A question to the pharmaceutical companies: Where are you?! WHERE ARE YOU?! Why are you not in the Medicines Patent Pool?! Why are you restricting the production of generic medications?! Why are you wining and dining doctors at this conference while people are dying of AIDS in the streets of Harare, Soweto and Islamabad!
A question to the United States of America – why are you on one hand providing treatment through PEPFAR, while on the other you are denying treatment by supporting free trade agreements which block access to low cost generics.
We are not statistics; we are your sisters and brothers, mothers and fathers, we are teachers and nurses, colleagues and tax payers. We need action, not words, and we need universal access now!!
RESPECT FOR HUMAN RIGHTS – THIS MUST BE A REALITY!
Human rights violations against people living with HIV and against key populations are still rampant all over the world and this has to stop! We are not going to achieve the three Zeros without ensuring human rights.
In Jamaica alone, since the last conference, we have lost Albert, Trevor, Lloyd and Paul and many more. These men and women in other places were killed because of their sexual orientation. Some of these people were killed because they were living with HIV.

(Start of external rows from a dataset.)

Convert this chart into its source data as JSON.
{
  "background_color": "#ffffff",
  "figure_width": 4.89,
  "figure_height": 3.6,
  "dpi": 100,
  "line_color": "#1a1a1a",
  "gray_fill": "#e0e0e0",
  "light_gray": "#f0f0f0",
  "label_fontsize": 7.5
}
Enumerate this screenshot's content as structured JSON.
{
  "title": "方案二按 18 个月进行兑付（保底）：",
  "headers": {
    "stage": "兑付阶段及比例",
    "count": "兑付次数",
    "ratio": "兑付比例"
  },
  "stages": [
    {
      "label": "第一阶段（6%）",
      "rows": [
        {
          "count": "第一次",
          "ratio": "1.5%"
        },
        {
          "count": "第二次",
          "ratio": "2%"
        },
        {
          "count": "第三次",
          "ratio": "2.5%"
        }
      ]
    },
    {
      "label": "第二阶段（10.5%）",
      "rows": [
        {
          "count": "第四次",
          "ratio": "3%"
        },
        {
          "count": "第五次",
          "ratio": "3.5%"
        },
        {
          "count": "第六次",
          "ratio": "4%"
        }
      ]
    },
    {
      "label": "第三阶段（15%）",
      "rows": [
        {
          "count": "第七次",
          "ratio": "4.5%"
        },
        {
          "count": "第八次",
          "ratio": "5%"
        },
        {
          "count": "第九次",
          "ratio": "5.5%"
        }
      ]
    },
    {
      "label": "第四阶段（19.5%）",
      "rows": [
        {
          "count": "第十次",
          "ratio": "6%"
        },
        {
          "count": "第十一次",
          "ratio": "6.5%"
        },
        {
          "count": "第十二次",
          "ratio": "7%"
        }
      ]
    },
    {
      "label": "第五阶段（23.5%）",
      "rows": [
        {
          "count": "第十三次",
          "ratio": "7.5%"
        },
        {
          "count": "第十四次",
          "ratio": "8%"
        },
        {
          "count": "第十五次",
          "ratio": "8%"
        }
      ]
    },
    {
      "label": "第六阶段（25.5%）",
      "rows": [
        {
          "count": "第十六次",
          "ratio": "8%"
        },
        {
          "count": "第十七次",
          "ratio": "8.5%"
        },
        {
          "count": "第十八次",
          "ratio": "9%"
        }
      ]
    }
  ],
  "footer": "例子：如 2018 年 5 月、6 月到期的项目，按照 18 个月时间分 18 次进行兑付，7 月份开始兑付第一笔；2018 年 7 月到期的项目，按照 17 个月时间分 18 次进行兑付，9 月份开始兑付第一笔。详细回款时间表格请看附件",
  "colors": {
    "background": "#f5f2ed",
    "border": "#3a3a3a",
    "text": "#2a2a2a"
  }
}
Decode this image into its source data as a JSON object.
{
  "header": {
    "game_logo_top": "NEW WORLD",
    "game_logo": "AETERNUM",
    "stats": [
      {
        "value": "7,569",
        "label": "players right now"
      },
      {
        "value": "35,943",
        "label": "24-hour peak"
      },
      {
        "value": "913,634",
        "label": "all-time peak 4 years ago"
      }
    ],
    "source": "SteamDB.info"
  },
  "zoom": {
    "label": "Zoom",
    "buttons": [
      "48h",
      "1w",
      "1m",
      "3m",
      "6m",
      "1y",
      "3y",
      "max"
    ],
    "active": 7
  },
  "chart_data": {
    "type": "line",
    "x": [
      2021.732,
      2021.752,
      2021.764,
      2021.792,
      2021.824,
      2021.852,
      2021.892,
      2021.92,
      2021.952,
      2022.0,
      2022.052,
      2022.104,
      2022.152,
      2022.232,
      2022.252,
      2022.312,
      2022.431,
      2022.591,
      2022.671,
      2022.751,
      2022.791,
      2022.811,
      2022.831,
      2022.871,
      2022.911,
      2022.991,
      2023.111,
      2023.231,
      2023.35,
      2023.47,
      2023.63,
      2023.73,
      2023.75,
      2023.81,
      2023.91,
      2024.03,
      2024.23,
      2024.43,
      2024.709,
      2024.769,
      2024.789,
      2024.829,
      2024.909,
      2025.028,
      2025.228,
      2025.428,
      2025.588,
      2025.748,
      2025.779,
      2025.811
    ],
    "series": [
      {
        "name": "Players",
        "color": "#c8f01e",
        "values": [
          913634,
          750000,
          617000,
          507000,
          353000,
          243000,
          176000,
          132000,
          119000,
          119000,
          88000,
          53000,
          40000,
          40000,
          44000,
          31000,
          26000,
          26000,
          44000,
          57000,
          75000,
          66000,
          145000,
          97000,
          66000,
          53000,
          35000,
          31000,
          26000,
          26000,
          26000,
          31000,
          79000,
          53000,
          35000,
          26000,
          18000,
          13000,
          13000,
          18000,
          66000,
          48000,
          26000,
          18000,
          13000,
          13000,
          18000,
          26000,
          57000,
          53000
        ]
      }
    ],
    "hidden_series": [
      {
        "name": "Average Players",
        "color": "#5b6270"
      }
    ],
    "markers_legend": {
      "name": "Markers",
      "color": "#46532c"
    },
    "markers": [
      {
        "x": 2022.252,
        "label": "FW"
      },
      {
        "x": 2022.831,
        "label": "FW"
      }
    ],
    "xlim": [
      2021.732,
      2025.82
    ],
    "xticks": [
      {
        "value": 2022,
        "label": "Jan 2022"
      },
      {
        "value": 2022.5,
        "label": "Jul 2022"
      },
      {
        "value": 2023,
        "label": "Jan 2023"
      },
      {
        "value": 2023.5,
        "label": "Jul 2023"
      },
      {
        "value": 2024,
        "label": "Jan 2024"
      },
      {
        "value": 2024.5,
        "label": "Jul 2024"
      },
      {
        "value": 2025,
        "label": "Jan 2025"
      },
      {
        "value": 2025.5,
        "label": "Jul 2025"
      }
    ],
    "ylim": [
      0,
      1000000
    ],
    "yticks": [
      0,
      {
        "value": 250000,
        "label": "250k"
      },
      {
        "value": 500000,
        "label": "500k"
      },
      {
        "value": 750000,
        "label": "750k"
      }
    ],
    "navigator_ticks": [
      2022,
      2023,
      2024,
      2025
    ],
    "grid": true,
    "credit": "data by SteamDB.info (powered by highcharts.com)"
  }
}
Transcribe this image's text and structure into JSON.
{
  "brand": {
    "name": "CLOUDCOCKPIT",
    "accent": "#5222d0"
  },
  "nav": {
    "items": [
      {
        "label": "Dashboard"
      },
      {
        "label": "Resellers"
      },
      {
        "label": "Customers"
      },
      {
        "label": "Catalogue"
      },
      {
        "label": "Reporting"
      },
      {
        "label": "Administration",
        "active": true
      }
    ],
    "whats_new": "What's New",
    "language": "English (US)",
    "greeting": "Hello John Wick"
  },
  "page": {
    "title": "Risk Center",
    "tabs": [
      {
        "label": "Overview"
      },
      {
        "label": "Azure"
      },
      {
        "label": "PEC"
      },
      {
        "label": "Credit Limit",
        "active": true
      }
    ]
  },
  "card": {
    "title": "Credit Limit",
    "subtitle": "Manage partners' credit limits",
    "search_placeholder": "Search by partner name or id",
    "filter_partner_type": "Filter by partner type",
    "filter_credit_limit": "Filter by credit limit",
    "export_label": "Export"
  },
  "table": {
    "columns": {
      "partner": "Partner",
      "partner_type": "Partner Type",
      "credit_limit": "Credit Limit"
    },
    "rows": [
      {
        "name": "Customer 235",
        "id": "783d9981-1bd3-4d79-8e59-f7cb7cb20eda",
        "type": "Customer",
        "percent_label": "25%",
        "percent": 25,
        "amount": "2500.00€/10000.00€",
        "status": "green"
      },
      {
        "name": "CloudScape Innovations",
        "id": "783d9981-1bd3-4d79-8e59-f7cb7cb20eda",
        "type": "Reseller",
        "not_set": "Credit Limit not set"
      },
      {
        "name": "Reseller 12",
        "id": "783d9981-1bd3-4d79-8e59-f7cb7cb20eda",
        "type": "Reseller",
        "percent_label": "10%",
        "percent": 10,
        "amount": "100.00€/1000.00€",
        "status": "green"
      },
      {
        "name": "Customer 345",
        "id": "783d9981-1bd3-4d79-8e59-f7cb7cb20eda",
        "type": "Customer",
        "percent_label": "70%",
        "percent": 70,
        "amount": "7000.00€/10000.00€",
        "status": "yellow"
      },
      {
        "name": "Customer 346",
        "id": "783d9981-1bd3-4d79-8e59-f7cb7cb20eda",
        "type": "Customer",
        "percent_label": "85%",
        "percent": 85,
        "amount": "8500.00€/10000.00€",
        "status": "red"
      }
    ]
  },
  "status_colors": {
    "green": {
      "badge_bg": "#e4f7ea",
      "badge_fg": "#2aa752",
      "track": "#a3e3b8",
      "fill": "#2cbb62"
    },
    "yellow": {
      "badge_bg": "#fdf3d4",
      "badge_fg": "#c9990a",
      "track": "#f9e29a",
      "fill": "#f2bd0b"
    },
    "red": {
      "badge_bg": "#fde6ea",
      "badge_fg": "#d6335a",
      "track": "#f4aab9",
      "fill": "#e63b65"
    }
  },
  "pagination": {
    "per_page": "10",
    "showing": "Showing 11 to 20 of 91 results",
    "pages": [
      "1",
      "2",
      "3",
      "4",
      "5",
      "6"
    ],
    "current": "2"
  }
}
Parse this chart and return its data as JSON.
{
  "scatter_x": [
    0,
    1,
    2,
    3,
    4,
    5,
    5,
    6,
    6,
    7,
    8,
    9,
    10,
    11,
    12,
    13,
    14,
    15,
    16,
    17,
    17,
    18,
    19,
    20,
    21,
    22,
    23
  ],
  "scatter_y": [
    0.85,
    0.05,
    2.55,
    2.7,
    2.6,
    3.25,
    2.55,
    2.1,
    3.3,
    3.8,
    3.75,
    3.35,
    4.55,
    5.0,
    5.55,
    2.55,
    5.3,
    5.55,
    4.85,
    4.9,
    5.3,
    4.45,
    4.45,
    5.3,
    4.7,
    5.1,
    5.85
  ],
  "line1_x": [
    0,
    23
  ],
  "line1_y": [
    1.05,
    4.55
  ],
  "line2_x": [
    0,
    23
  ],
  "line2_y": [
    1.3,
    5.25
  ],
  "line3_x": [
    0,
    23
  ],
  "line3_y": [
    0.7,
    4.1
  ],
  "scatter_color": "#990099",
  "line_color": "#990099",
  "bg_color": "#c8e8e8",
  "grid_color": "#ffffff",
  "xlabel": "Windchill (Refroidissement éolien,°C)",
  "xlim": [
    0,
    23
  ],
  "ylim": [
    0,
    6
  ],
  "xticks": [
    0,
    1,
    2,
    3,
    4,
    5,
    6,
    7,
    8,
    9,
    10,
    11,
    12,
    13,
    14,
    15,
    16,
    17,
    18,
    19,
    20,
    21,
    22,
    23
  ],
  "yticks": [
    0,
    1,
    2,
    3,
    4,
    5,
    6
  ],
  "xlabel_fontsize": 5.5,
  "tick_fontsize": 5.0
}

This kind of gender based violence is unacceptable and governments and police forces have to go full out and stop these senseless killings!
As we scale up treatment and prevention and explore and deliver them in innovative modes, we must fight stigma in the workplace, in the clinics, in schools, in places of worship and in communities.
We must also repeal these punitive laws, laws that criminalise people living with HIV, gay men, transgender people, people who use drugs and sex workers. These laws are wasteful, violate human rights and undermine public health. This means not singling out HIV or people living with HIV under the criminal laws.
We do not need a legal framework to reach sex workers in dangerous places. We need laws that get commercial sex out of dangerous places and into safe ones.
Allowing repressive laws in any criminal justice system is not the way to solve these issues! These kinds of criminal law is informed by stigma, not by science.
We, women and girls in all our diversities, including trans women, and women in prisons have already given so much to this pandemic in terms of care, love, support and even our lives, but we have been consistently excluded and marginalised from making the decisions that determine our lives.
We, women must have autonomy over our bodies: we must have the right to decide whether and when to have children or not; we must have the right to decide who to have sex with or not. We must decide our own destinies.
WE CANNOT MAKE IT HAPPEN WITHOUT MONEY
All the calls we are hearing this week to ‘turn the tide’, ‘end the epidemic’ and get to ‘zero new infections, and zero AIDS-related deaths’ are doomed to fail if we do not have the funding we need to do this work well.
NONE of this can EVER happen without serious financial commitments. We renew our call for all our governments to take ownership for the response and to make the investment necessary to end AIDS. African Governments must meet their Abuja commitments.
There is absolutely no option for the Global Fund to cap its funding. The Global Fund has the obligation to go out and look for more money to fund more treatment. Governments of high income countries in turn have the obligation to support the global fund. This is more than a moral obligation.
The only reason for the Global Fund to exist is to save lives. If the Global Fund fails to do so, it fails the people.
We must work together for health, for dignity and for prevention!
We must translate the optimism of this conference into a reality on the ground: No more words, we need actions now!